The Houston-Galveston Area Council has conditionally allocated Liberty County $21.3 million for flood mitigation. The funds were part of $488 million in Community Development Block Grant mitigation funds from the U.S. Department of Housing and Urban Development.
Twelve of the 13 counties that make up the Houston-Galveston Area Council will receive their piece of the pie with the exception of Harris County. The lion’s share of the funding – $60.375 million will go to Montgomery County, followed by $56.03 million to Fort Bend County and $43.326 million to Brazoria County. Liberty County ranked fourth in the distribution of funds.
Liberty County Judge Jay Knight says the funding is the first step in developing an overall flood mitigation plan for the county.
“The first step will be to order a drainage study and then a drainage plan,” he said. The study will cost around $3 million and the plan will be another $15 million. The beauty of it is that we can approve the drainage plan in commissioners court and then make developers adhere to it.”
By adhering to the drainage plan, developers should avoid creating new drainage woes in the communities where they are building and improve the already-existing drains in those areas.
“We will charge them an impact fee and force them to fix things the right way as they go,” Knight said.

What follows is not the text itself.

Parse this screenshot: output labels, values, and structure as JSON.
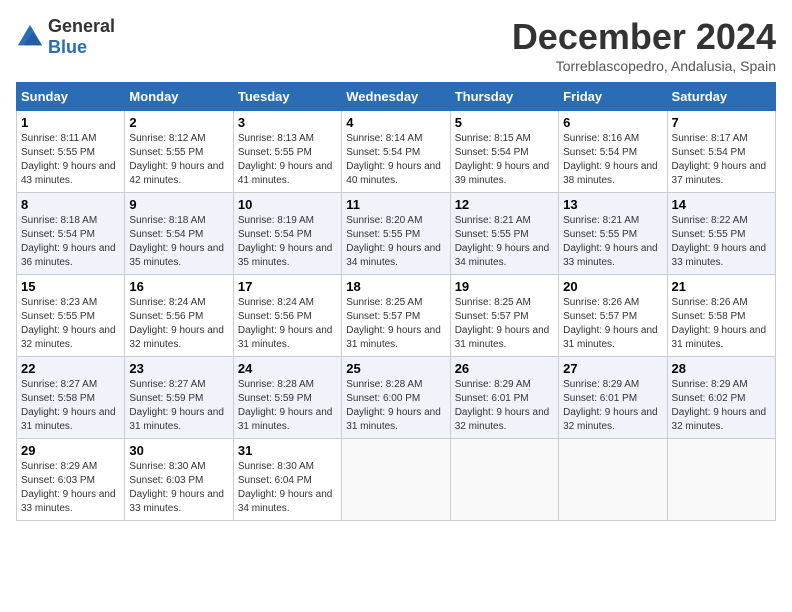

While it might be argued that the money should be spent directly on cleaning existing ditches and digging drains in communities that are troubled by flooding, Knight said the plan has to come first so that drainage improvements and developments in one area does not cause problems in another area.
In January 2020, Liberty County and seven other Southeast Texas counties formed the Southeast Texas Flood Control District. Other participating entities are Chambers, Jefferson, Newton, Orange, Tyler, Jasper and Hardin counties, Sabine River Authority, Lower Neches Valley Authority, and the Angelina and Neches River Authority.
The County also is part of the Cedar Bayou Flood Control District, which is being managed through the Harris County Flood Control District. The area west of Dayton, along the county line that borders Harris County, is included in this district.
While being included in the other drainage districts and studies should positively impact Liberty County, neither cover the entirety of Liberty County. The new flood mitigation/drainage plan funded by H-GAC will be for the entire county.
Knight expects the funds from H-GAC will be transferred to Liberty County within the next two months and work on the drainage plan can begin soon afterward.
“It will take six months for the study and another 2-3 years for us to get the plan,” Knight said.